You’re going to get a mixed bag of answers/opinions because the research is inconclusive, at best, when it comes to endurance athletes and the benefit of strength training.
Your volume of strength training is dependent on your strength training goal. Big difference between improvements for health/general fitness and sport-specific performance. Can it be sport-specific? Yes, but it can be very complex, and often the juice isn’t worth the squeeze for most endurance athletes to sift through the google-sphere of worthless programming.
After a first year or training strictly s/b/r
As others have said, you should focus on the specific adaptations that only increased volume of s/b/r can produce.
If you’re going to lift for the health and fitness benefit, do a lower body push/pull weekly, and an upper body push/pull weekly, with 4-6 sets of 4-6 reps and a total of 4 exercises. This volume should only take @ 15-20 minutes each session at the most including w/u. Any more and you’re potentially wasting even more time from the s/b/r. Don’t get wrapped around the axle with circuits, trendy rep schemes, or name-brand approaches. Moderate weight, couple times weekly, for the benefit of health and fitness. Nothing frantic. Nothing that requires a primal scream heard from the locker room. Just a realistic approach to the limitations and benefits of strength training.
Ex:
Day 1
Barbell rear lunge, 4 x 4
Barbell military press 4 x 4
(Perform a set of each with no rest between exercises, and a 1-2min recovery between series)
Day 2
Romanian DL, 4 x 4
Weighted pull up 4 x 4
(Perform a set of each with no rest between exercises, and a 1-2min recovery between series)

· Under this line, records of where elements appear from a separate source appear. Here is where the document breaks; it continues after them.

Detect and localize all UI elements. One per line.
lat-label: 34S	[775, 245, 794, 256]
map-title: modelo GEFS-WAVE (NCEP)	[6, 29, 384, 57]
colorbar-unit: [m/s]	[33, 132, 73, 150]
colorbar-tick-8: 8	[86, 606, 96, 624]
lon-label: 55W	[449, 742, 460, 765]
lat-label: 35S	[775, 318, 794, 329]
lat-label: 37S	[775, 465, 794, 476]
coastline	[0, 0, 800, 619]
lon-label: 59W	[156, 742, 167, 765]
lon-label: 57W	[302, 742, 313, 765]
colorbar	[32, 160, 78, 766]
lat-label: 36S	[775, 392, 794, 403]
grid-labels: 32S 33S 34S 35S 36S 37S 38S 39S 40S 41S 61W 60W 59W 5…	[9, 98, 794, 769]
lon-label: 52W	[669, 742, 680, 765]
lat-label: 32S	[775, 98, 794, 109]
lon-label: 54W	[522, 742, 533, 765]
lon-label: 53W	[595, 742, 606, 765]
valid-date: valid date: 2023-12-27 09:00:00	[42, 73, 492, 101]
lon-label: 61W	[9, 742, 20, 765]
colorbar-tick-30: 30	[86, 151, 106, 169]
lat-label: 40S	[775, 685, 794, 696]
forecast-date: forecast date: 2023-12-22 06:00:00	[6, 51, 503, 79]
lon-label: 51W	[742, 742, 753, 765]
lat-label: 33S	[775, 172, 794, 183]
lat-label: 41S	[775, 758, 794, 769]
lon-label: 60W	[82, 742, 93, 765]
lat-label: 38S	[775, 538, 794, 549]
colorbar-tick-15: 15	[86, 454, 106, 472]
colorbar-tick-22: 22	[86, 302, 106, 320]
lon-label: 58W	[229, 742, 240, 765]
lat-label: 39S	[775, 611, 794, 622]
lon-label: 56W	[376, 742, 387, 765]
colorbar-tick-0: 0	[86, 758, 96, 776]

Weight for each set should be a challenge, but don’t go to failure…the fatigue will detract from the s/b/r. And for the love of god, don’t think that you need more protein or to take in a protein drink after a workout like this. Go with water and carry on.
From what I can find online, unless the ST experts tell me otherwise, total body circuits seem to be the best
I’m by no means the expert, but this is not true. Do circuits work? Sure…but they are far from the best. Likewise, what I wrote above is not “the best.” Use strength training for what it is designed for.